Your home automation setup might need Wifi for some higher-data applications, which you can discuss with your installation team during your consultation.
The ZigBee alliance controls the ZigBee protocol, a low-power specification based on the IEEE 802.15.4 standard for personal area networks, offering media access control.
It works in the 915MHz band in the United States and was developed for mesh networking. With mesh networking, your devices have multiple channels to communicate over, letting each piece of equipment connect with one another.
An advantage of Z-Wave over ZigBee is that it uses less power to achieve better coverage in the home. However, ZigBee is seen as more versatile for short-range connections.
Wireless Home Automation Tech Keeps Growing
This is not a comprehensive list, as developers continue to create and improve their wireless technology offerings. Some wireless networking protocols have open standards so any manufacturer can create devices that will work with it.

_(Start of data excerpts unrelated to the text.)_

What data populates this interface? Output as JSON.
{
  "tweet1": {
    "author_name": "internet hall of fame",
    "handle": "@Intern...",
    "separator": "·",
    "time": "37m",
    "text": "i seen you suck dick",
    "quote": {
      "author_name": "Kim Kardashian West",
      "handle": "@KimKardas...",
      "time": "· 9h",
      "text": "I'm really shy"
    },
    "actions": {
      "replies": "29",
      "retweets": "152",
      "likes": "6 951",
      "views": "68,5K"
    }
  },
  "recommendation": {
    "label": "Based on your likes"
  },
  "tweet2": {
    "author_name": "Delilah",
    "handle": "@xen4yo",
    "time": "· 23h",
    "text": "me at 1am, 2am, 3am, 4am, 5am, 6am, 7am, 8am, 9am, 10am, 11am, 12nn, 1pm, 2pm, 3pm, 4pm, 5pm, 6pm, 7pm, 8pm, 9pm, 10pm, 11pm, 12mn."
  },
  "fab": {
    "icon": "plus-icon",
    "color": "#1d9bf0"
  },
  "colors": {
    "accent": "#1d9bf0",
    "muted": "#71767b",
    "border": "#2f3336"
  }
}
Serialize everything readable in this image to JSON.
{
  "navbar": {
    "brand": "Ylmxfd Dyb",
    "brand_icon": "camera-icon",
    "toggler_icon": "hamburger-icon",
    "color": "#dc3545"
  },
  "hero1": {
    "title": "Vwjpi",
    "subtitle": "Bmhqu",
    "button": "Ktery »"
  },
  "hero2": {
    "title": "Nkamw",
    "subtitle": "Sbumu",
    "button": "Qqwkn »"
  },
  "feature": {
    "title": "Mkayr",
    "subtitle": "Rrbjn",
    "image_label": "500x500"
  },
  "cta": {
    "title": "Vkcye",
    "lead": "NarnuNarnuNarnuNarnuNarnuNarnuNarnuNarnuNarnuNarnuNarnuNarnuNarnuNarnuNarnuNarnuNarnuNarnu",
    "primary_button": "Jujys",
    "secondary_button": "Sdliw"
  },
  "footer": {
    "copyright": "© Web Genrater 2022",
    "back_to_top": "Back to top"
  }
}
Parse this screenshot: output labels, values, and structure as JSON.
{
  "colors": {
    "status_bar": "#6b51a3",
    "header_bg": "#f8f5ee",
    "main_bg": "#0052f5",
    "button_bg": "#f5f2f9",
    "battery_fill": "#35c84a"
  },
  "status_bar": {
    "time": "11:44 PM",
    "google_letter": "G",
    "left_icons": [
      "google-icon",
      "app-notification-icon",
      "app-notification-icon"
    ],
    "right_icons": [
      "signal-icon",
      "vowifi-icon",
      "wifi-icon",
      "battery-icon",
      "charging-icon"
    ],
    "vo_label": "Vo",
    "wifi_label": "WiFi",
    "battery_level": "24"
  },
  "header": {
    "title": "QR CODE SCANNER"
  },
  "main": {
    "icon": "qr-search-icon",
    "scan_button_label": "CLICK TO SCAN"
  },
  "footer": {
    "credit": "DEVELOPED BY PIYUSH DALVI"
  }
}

Other systems are proprietary. Working with a savvy home automation partner who stays on top of developments and follows industry best practices is essential for determining the best system for your house and setup.
The pragmatic applications of smart home automation are obvious. They’ve also been around for quite some time. But when we watch the old cartoons about futuristic households, those aren’t the features that capture our imaginations.
What people have always wanted to see are the frills: those things that aren’t really necessary but can make your life a whole lot better. Fortunately, a lot of those are already available, and they are advancing at incredible rates.
From coffee makers to crockpots, many small appliances are being made to work with your phone. While they can’t grind and scoop the coffee beans yet, these developments are leaps and bounds from your standard programmable machine.
New home assistant products make all of these even easier. With an Amazon Echo, you can connect hundreds of products to your phone and then operate them with a voice command. That goes for your lights, your thermostat, and even your television. Don’t have a smart TV? They even have pluggable products to change that.
Unfortunately, there is one issue that you can’t ignore. They don’t always interact very well with one another since they’re made by different companies. Your coffee maker might work on one application and your lights on another.
However, they can all still connect to the same phone, making the issue a minor inconvenience at most.
Smart Home Automation Installation
With many of the small appliances, there isn’t really an “installation.” Once you connect it to the Wi-Fi, you’re good to go. On the other hand, if you want your home to be truly “smart,” you need to hire an experienced professional.
That’s where the major difference between a house filled with smart products and a “smart home” lies. If your system isn’t communicating as a whole, it’s the former.
This used to mean either starting the installation process as the house was being built or ripping out the walls and repairing them after. Neither of those seems like an ideal option. Luckily, you have different options now. Almost everything can function wirelessly, so your house is safe.
Moving Forward With Smart Home Automation
Smart home automation has come a long way. It still has further to go in terms of system cohesion, but adjacent modern technology relieves almost all of that.
Maybe you’re not ready for a smart home yet. Rest assured that this will be standard technology within a few years. Advancements continually show that automated luxury is no longer exclusive to the wealthy.
It’s an exciting path, and the tech world is heading down in full sprint. Keep an eye out for new products that can make this technology available in your home. The future is now.